Quote from: Bob on December 05, 2014, 10:27:20 PM
Well I am not sure about that going onto bandcamp now this is what is available to me
(This album https://lesbian.bandcamp.com/album/forestelevision)
Standard high-quality formats:
MP3 V0 - 85.2MB
MP3 320 - 101.6MB
Audiophiles and Nerds:
FLAC - 312.4MB
AAC - 77.1MB
Ogg Vorbis - 62.3MB
ALAC - 348.8MB
So yes there is a higher or bigger file option but I can rip a CD using windows media player as a lossless audio file and it can be up to 600 to 700 MB in size or more. For instance a bandcamp release at 54.39 length I can download it as FLAC 355MB or even ALAC 365MB but a CD I have ripped at 61.3 min length is 627 MB in size.
So I would say I think an audio file at 355MB is a perfectly good enough quality to listen to but I do think I can get better quality with a CD rip. Maybe for some albums a very big file will not suit it because it is not a very high quality recording in the first place so to have it a really large file might be useless for some things anyway. I still like all formats but I don't think I would listen to a 60 min album at 100 MB it is to low quality. I have never used itunes.

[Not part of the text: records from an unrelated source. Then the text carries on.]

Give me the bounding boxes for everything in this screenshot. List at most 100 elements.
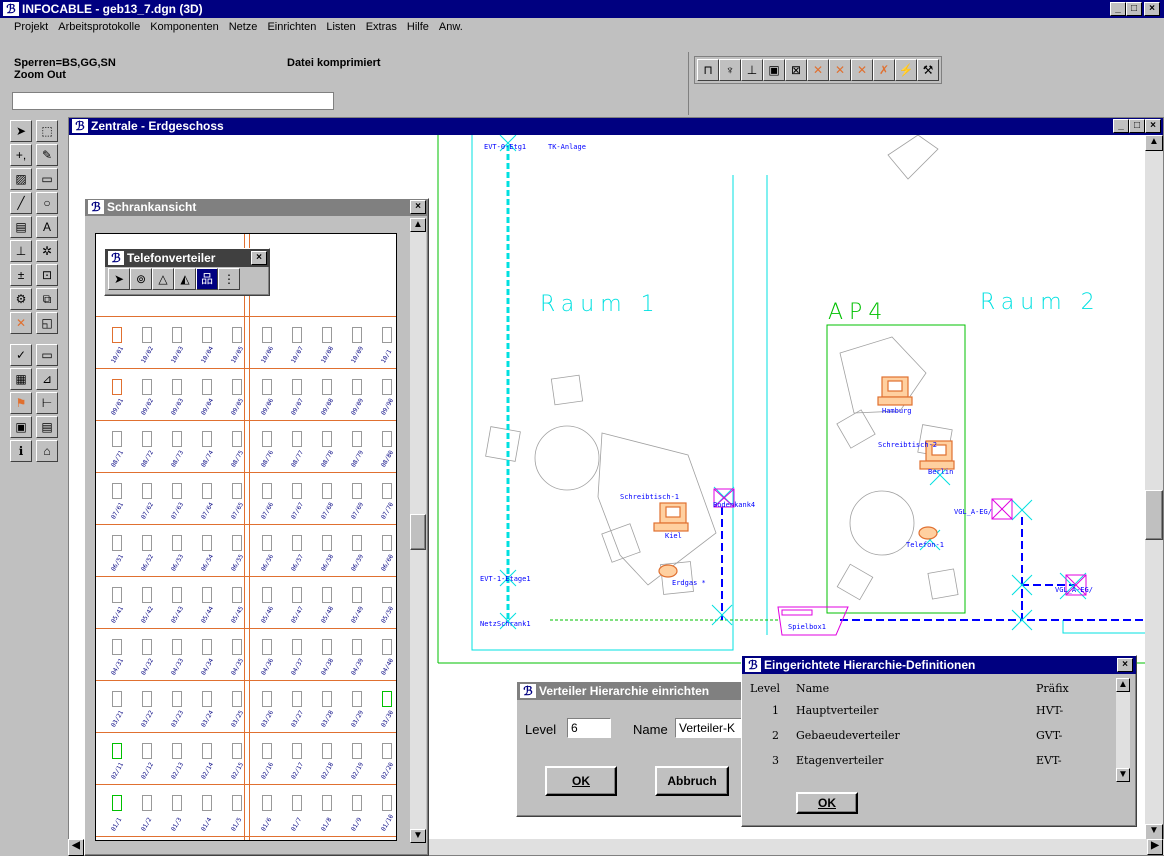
hatch-icon[interactable]: ▨ — [10, 168, 32, 190]
hierarchie-close-button[interactable]: × — [1117, 658, 1133, 672]
rack-port[interactable] — [382, 795, 392, 811]
menu-item-3[interactable]: Netze — [229, 21, 258, 33]
rack-port[interactable] — [292, 327, 302, 343]
cross-icon[interactable]: +, — [10, 144, 32, 166]
drawing-minimize-button[interactable]: _ — [1113, 119, 1129, 133]
palette-select-icon[interactable]: ➤ — [108, 268, 130, 290]
hierarchie-row[interactable]: 2 Gebaeudeverteiler GVT- — [750, 723, 1124, 748]
scroll-thumb[interactable] — [1145, 490, 1163, 540]
hierarchie-scroll-up-icon[interactable]: ▲ — [1116, 678, 1130, 692]
rack-port[interactable] — [142, 639, 152, 655]
rack-port[interactable] — [112, 535, 122, 551]
rack-port[interactable] — [232, 587, 242, 603]
network-tool-3-icon[interactable]: ⊥ — [741, 59, 763, 81]
rack-port[interactable] — [352, 691, 362, 707]
verteiler-ok-button[interactable]: OK — [545, 766, 617, 796]
network-tool-9-icon[interactable]: ✗ — [873, 59, 895, 81]
info-icon[interactable]: ℹ — [10, 440, 32, 462]
drawing-close-button[interactable]: × — [1145, 119, 1161, 133]
select-arrow-icon[interactable]: ➤ — [10, 120, 32, 142]
rack-port[interactable] — [322, 327, 332, 343]
rack-port[interactable] — [232, 795, 242, 811]
menu-item-2[interactable]: Komponenten — [150, 21, 219, 33]
dimension-icon[interactable]: ⊥ — [10, 240, 32, 262]
rack-port[interactable] — [322, 431, 332, 447]
rack-port[interactable] — [202, 795, 212, 811]
rack-port[interactable] — [262, 743, 272, 759]
rack-port[interactable] — [292, 379, 302, 395]
rack-port[interactable] — [142, 795, 152, 811]
snap-icon[interactable]: ✲ — [36, 240, 58, 262]
circle-icon[interactable]: ○ — [36, 192, 58, 214]
rack-port[interactable] — [112, 795, 122, 811]
measure-icon[interactable]: ± — [10, 264, 32, 286]
network-tool-5-icon[interactable]: ⊠ — [785, 59, 807, 81]
network-tool-7-icon[interactable]: ✕ — [829, 59, 851, 81]
rack-port[interactable] — [382, 691, 392, 707]
palette-triangle-a-icon[interactable]: ◭ — [174, 268, 196, 290]
palette-phone-icon[interactable]: ⊚ — [130, 268, 152, 290]
rack-port[interactable] — [232, 379, 242, 395]
nav-left-icon[interactable]: ◀ — [68, 839, 84, 856]
rack-port[interactable] — [262, 535, 272, 551]
rack-port[interactable] — [262, 379, 272, 395]
rack-port[interactable] — [202, 587, 212, 603]
rack-port[interactable] — [322, 535, 332, 551]
rectangle-icon[interactable]: ▭ — [36, 168, 58, 190]
rack-port[interactable] — [202, 639, 212, 655]
rack-port[interactable] — [112, 639, 122, 655]
palette-hierarchy-icon[interactable]: 品 — [196, 268, 218, 290]
network-tool-10-icon[interactable]: ⚡ — [895, 59, 917, 81]
door-icon[interactable]: ⌂ — [36, 440, 58, 462]
rack-port[interactable] — [172, 639, 182, 655]
window-icon[interactable]: ▭ — [36, 344, 58, 366]
rack-port[interactable] — [322, 691, 332, 707]
bind-icon[interactable]: ⊢ — [36, 392, 58, 414]
rack-port[interactable] — [142, 379, 152, 395]
rack-port[interactable] — [322, 743, 332, 759]
drawing-vscroll[interactable]: ▲ ▼ — [1145, 135, 1163, 840]
menu-item-0[interactable]: Projekt — [14, 21, 48, 33]
menu-item-5[interactable]: Listen — [326, 21, 355, 33]
rack-port[interactable] — [382, 431, 392, 447]
rack-port[interactable] — [172, 743, 182, 759]
rack-port[interactable] — [172, 431, 182, 447]
rack-port[interactable] — [262, 587, 272, 603]
check-icon[interactable]: ✓ — [10, 344, 32, 366]
palette-triangle-icon[interactable]: △ — [152, 268, 174, 290]
menu-item-8[interactable]: Anw. — [439, 21, 463, 33]
rack-port[interactable] — [382, 535, 392, 551]
schrank-close-button[interactable]: × — [410, 200, 426, 214]
rack-port[interactable] — [142, 535, 152, 551]
rack-port[interactable] — [112, 483, 122, 499]
rack-port[interactable] — [202, 483, 212, 499]
rack-port[interactable] — [262, 691, 272, 707]
network-tool-2-icon[interactable]: ♆ — [719, 59, 741, 81]
rack-port[interactable] — [232, 431, 242, 447]
rack-port[interactable] — [142, 691, 152, 707]
chart-icon[interactable]: ⊿ — [36, 368, 58, 390]
rack-port[interactable] — [352, 483, 362, 499]
route-icon[interactable]: ⚑ — [10, 392, 32, 414]
rack-port[interactable] — [292, 431, 302, 447]
keyboard-icon[interactable]: ▦ — [10, 368, 32, 390]
rack-port[interactable] — [202, 379, 212, 395]
schrank-scroll-up-icon[interactable]: ▲ — [410, 218, 426, 232]
rack-port[interactable] — [172, 587, 182, 603]
rack-port[interactable] — [382, 483, 392, 499]
rack-port[interactable] — [292, 795, 302, 811]
rack-port[interactable] — [112, 587, 122, 603]
rack-port[interactable] — [292, 587, 302, 603]
image-icon[interactable]: ▣ — [10, 416, 32, 438]
rack-port[interactable] — [112, 379, 122, 395]
schrank-vscroll[interactable]: ▲ ▼ — [410, 218, 426, 843]
rack-port[interactable] — [202, 535, 212, 551]
network-tool-4-icon[interactable]: ▣ — [763, 59, 785, 81]
rack-port[interactable] — [232, 535, 242, 551]
rack-port[interactable] — [172, 327, 182, 343]
rack-port[interactable] — [322, 639, 332, 655]
select-box-icon[interactable]: ⬚ — [36, 120, 58, 142]
hierarchie-scroll-down-icon[interactable]: ▼ — [1116, 768, 1130, 782]
telefon-close-button[interactable]: × — [251, 251, 267, 265]
schrank-scroll-down-icon[interactable]: ▼ — [410, 829, 426, 843]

It doesn't sound like you understand the technology involved here. The FLAC (355) and ALAC (365) is the same quality as your 627, but since you're using a poor quality ripper like Windows Media Player, the FLAC and ALAC are actually higher quality than your CD rip. You're going on size of files, and it is inconsequential. There is no loss in the FLAC or ALAC numbers. They are all
lossless.
In your Lesbian example, the FLAC and ALAC are the same as having the full wav. They've been compressed (but not altered) in their container. As I said, you don't appear to have a good grasp on what technology is in use here or what happens in the various processes.
The MP3s, AAC, and Ogg are all
lossy and not part of this discussion, but you're associating them all with lossy because you're confused into thinking 627 automatically means better than the FLAC and ALAC numbers. You could send me a wav file of a song of your choice, and we could look at its wav form. Then we could take a look at the FLAC or ALAC wav form of that same track and it would be identical to the wav image. It's all lossless. This would not be the case for MP3, AAC, or Ogg, because they are lossy.
Again, that FLAC (355) and ALAC (365) is higher quality than the 627 Windows Media Player rip, but only because Windows Media Player is a poor tool. Windows Media Player doesn't rip bit for bit, so it isn't identical to your CD. If you were using better software, they would all be of identical quality.
wav = AIFF/AIF = FLAC = ALAC. These are all identical files, though their sizes differ.